Metal-Catalyzed Radical Polyaddition for Aliphatic Polyesters via Evolution of Atom Transfer Radical Addition into Step-Growth Polymerization

The metal-catalyzed radical addition wits evolved into a step-growth polymerization by using a series of designed monomers [CH2=CH-R-OC(O)CH(CH3)Cl] that bear a reactive C-Cl and an unconjugated C=C double bond via an ester linkage and various metal catalysts to produce novel aliphatic polyesters by the metal-catalyzed radical polyaddition. The polyaddition reactions smoothly proceeded, and the conversion reached over 99% with the FeCl2/Pn-Bu-3 or CuCl/N,N,N',N '',N ''-pentamethyldiethylenetriamine system to afford the polymers in high yield.

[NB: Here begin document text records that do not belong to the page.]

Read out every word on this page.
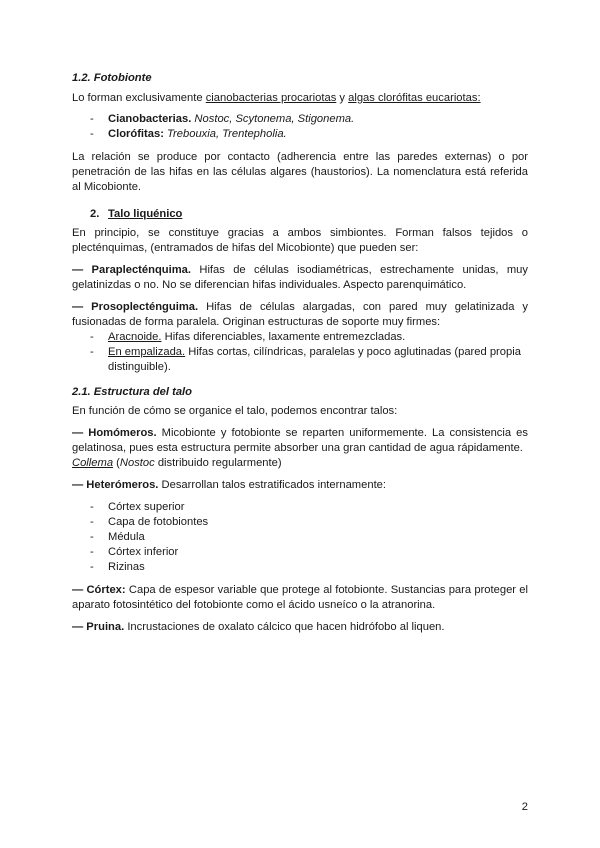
1.2. Fotobionte
Lo forman exclusivamente cianobacterias procariotas y algas clorófitas eucariotas:
-	Cianobacterias. Nostoc, Scytonema, Stigonema.
-	Clorófitas: Trebouxia, Trentepholia.
La relación se produce por contacto (adherencia entre las paredes externas) o por penetración de las hifas en las células algares (haustorios). La nomenclatura está referida al Micobionte.
2. Talo liquénico
En principio, se constituye gracias a ambos simbiontes. Forman falsos tejidos o plecténquimas, (entramados de hifas del Micobionte) que pueden ser:
— Paraplecténquima. Hifas de células isodiamétricas, estrechamente unidas, muy gelatinizdas o no. No se diferencian hifas individuales. Aspecto parenquimático.
— Prosoplecténguima. Hifas de células alargadas, con pared muy gelatinizada y fusionadas de forma paralela. Originan estructuras de soporte muy firmes:
-	Aracnoide. Hifas diferenciables, laxamente entremezcladas.
-	En empalizada. Hifas cortas, cilíndricas, paralelas y poco aglutinadas (pared propia distinguible).
2.1. Estructura del talo
En función de cómo se organice el talo, podemos encontrar talos:
— Homómeros. Micobionte y fotobionte se reparten uniformemente. La consistencia es gelatinosa, pues esta estructura permite absorber una gran cantidad de agua rápidamente.
Collema (Nostoc distribuido regularmente)
— Heterómeros. Desarrollan talos estratificados internamente:
-	Córtex superior
-	Capa de fotobiontes
-	Médula
-	Córtex inferior
-	Rizinas
— Córtex: Capa de espesor variable que protege al fotobionte. Sustancias para proteger el aparato fotosintético del fotobionte como el ácido usneíco o la atranorina.
— Pruina. Incrustaciones de oxalato cálcico que hacen hidrófobo al liquen.
2
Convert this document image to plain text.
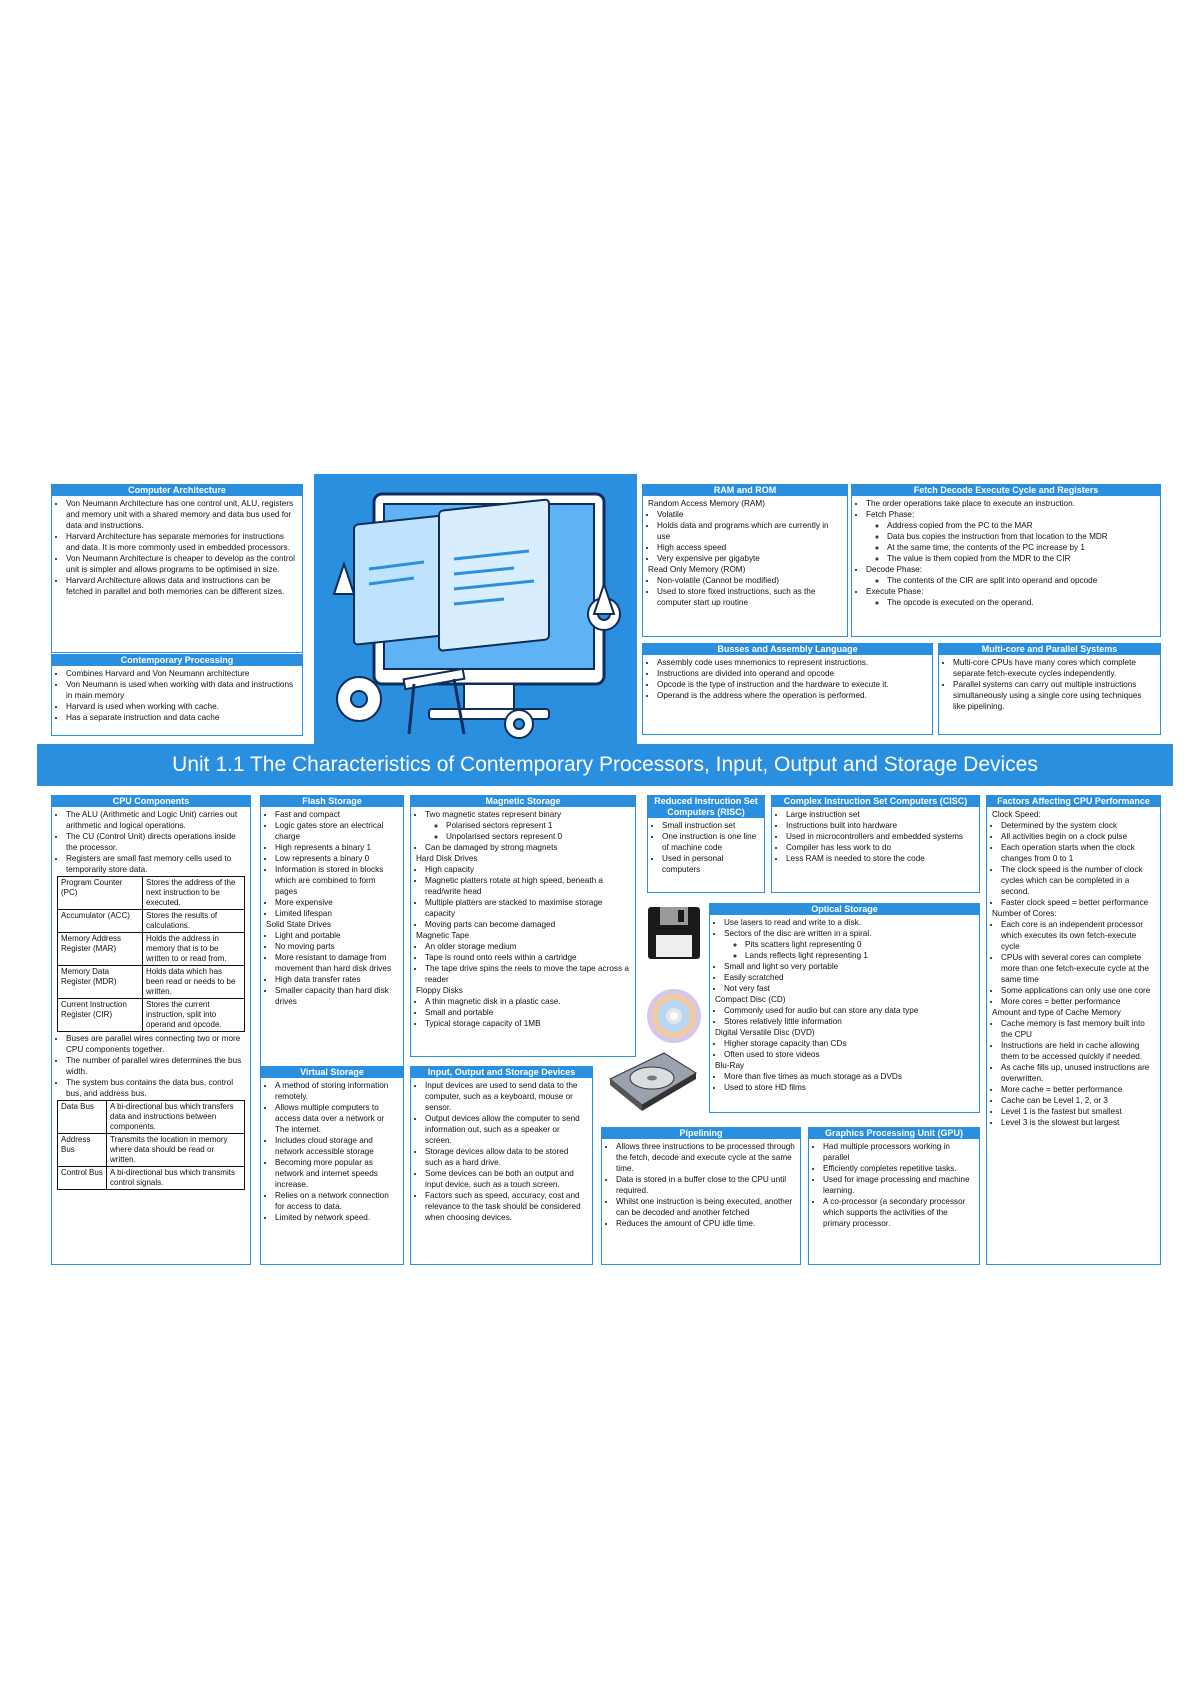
Computer Architecture
• Von Neumann Architecture has one control unit, ALU, registers and memory unit with a shared memory and data bus used for data and instructions.
• Harvard Architecture has separate memories for instructions and data. It is more commonly used in embedded processors.
• Von Neumann Architecture is cheaper to develop as the control unit is simpler and allows programs to be optimised in size.
• Harvard Architecture allows data and instructions can be fetched in parallel and both memories can be different sizes.
Contemporary Processing
• Combines Harvard and Von Neumann architecture
• Von Neumann is used when working with data and instructions in main memory
• Harvard is used when working with cache.
• Has a separate instruction and data cache
RAM and ROM
Random Access Memory (RAM)
• Volatile
• Holds data and programs which are currently in use
• High access speed
• Very expensive per gigabyte
Read Only Memory (ROM)
• Non-volatile (Cannot be modified)
• Used to store fixed instructions, such as the computer start up routine
Fetch Decode Execute Cycle and Registers
• The order operations take place to execute an instruction.
• Fetch Phase:
◦ Address copied from the PC to the MAR
◦ Data bus copies the instruction from that location to the MDR
◦ At the same time, the contents of the PC increase by 1
◦ The value is them copied from the MDR to the CIR
• Decode Phase:
◦ The contents of the CIR are split into operand and opcode
• Execute Phase:
◦ The opcode is executed on the operand.
Busses and Assembly Language
• Assembly code uses mnemonics to represent instructions.
• Instructions are divided into operand and opcode
• Opcode is the type of instruction and the hardware to execute it.
• Operand is the address where the operation is performed.
Multi-core and Parallel Systems
• Multi-core CPUs have many cores which complete separate fetch-execute cycles independently.
• Parallel systems can carry out multiple instructions simultaneously using a single core using techniques like pipelining.
Unit 1.1 The Characteristics of Contemporary Processors, Input, Output and Storage Devices
CPU Components
• The ALU (Arithmetic and Logic Unit) carries out arithmetic and logical operations.
• The CU (Control Unit) directs operations inside the processor.
• Registers are small fast memory cells used to temporarily store data.
Program Counter (PC)	Stores the address of the next instruction to be executed.
Accumulator (ACC)	Stores the results of calculations.
Memory Address Register (MAR)	Holds the address in memory that is to be written to or read from.
Memory Data Register (MDR)	Holds data which has been read or needs to be written.
Current Instruction Register (CIR)	Stores the current instruction, split into operand and opcode.
• Buses are parallel wires connecting two or more CPU components together.
• The number of parallel wires determines the bus width.
• The system bus contains the data bus, control bus, and address bus.
Data Bus	A bi-directional bus which transfers data and instructions between components.
Address Bus	Transmits the location in memory where data should be read or written.
Control Bus	A bi-directional bus which transmits control signals.
Flash Storage
• Fast and compact
• Logic gates store an electrical charge
• High represents a binary 1
• Low represents a binary 0
• Information is stored in blocks which are combined to form pages
• More expensive
• Limited lifespan
Solid State Drives
• Light and portable
• No moving parts
• More resistant to damage from movement than hard disk drives
• High data transfer rates
• Smaller capacity than hard disk drives
Virtual Storage
• A method of storing information remotely.
• Allows multiple computers to access data over a network or The internet.
• Includes cloud storage and network accessible storage
• Becoming more popular as network and internet speeds increase.
• Relies on a network connection for access to data.
• Limited by network speed.
Magnetic Storage
• Two magnetic states represent binary
◦ Polarised sectors represent 1
◦ Unpolarised sectors represent 0
• Can be damaged by strong magnets
Hard Disk Drives
• High capacity
• Magnetic platters rotate at high speed, beneath a read/write head
• Multiple platters are stacked to maximise storage capacity
• Moving parts can become damaged
Magnetic Tape
• An older storage medium
• Tape is round onto reels within a cartridge
• The tape drive spins the reels to move the tape across a reader
Floppy Disks
• A thin magnetic disk in a plastic case.
• Small and portable
• Typical storage capacity of 1MB
Input, Output and Storage Devices
• Input devices are used to send data to the computer, such as a keyboard, mouse or sensor.
• Output devices allow the computer to send information out, such as a speaker or screen.
• Storage devices allow data to be stored such as a hard drive.
• Some devices can be both an output and input device, such as a touch screen.
• Factors such as speed, accuracy, cost and relevance to the task should be considered when choosing devices.
Reduced Instruction Set Computers (RISC)
• Small instruction set
• One instruction is one line of machine code
• Used in personal computers
Complex Instruction Set Computers (CISC)
• Large instruction set
• Instructions built into hardware
• Used in microcontrollers and embedded systems
• Compiler has less work to do
• Less RAM is needed to store the code
Optical Storage
• Use lasers to read and write to a disk.
• Sectors of the disc are written in a spiral.
◦ Pits scatters light representing 0
◦ Lands reflects light representing 1
• Small and light so very portable
• Easily scratched
• Not very fast
Compact Disc (CD)
• Commonly used for audio but can store any data type
• Stores relatively little information
Digital Versatile Disc (DVD)
• Higher storage capacity than CDs
• Often used to store videos
Blu-Ray
• More than five times as much storage as a DVDs
• Used to store HD films
Pipelining
• Allows three instructions to be processed through the fetch, decode and execute cycle at the same time.
• Data is stored in a buffer close to the CPU until required.
• Whilst one instruction is being executed, another can be decoded and another fetched
• Reduces the amount of CPU idle time.
Graphics Processing Unit (GPU)
• Had multiple processors working in parallel
• Efficiently completes repetitive tasks.
• Used for image processing and machine learning.
• A co-processor (a secondary processor which supports the activities of the primary processor.
Factors Affecting CPU Performance
Clock Speed:
• Determined by the system clock
• All activities begin on a clock pulse
• Each operation starts when the clock changes from 0 to 1
• The clock speed is the number of clock cycles which can be completed in a second.
• Faster clock speed = better performance
Number of Cores:
• Each core is an independent processor which executes its own fetch-execute cycle
• CPUs with several cores can complete more than one fetch-execute cycle at the same time
• Some applications can only use one core
• More cores = better performance
Amount and type of Cache Memory
• Cache memory is fast memory built into the CPU
• Instructions are held in cache allowing them to be accessed quickly if needed.
• As cache fills up, unused instructions are overwritten.
• More cache = better performance
• Cache can be Level 1, 2, or 3
• Level 1 is the fastest but smallest
• Level 3 is the slowest but largest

The molecular weights progressively increased with the extent of the reaction in the later stages, and the molecular weight distributions were close to 2. indicating an ideal step-growth polymerization. The well-defined polymer structures were confirmed by H-1-H-1 correlation spectroscopy NMR analysis of the products along with the model 1:1 reactions between a halide and a vinyl compound. The polyester bearing an active C-Cl terminus obtained by the radical polyaddition was employed as it macroinitiator in the metal-catalyzed living radical polymerization of vinyl monomers such as styrene, methyl methacrylate, and methyl acrylate for block copolymers consisting of polyesters and vinyl polymers.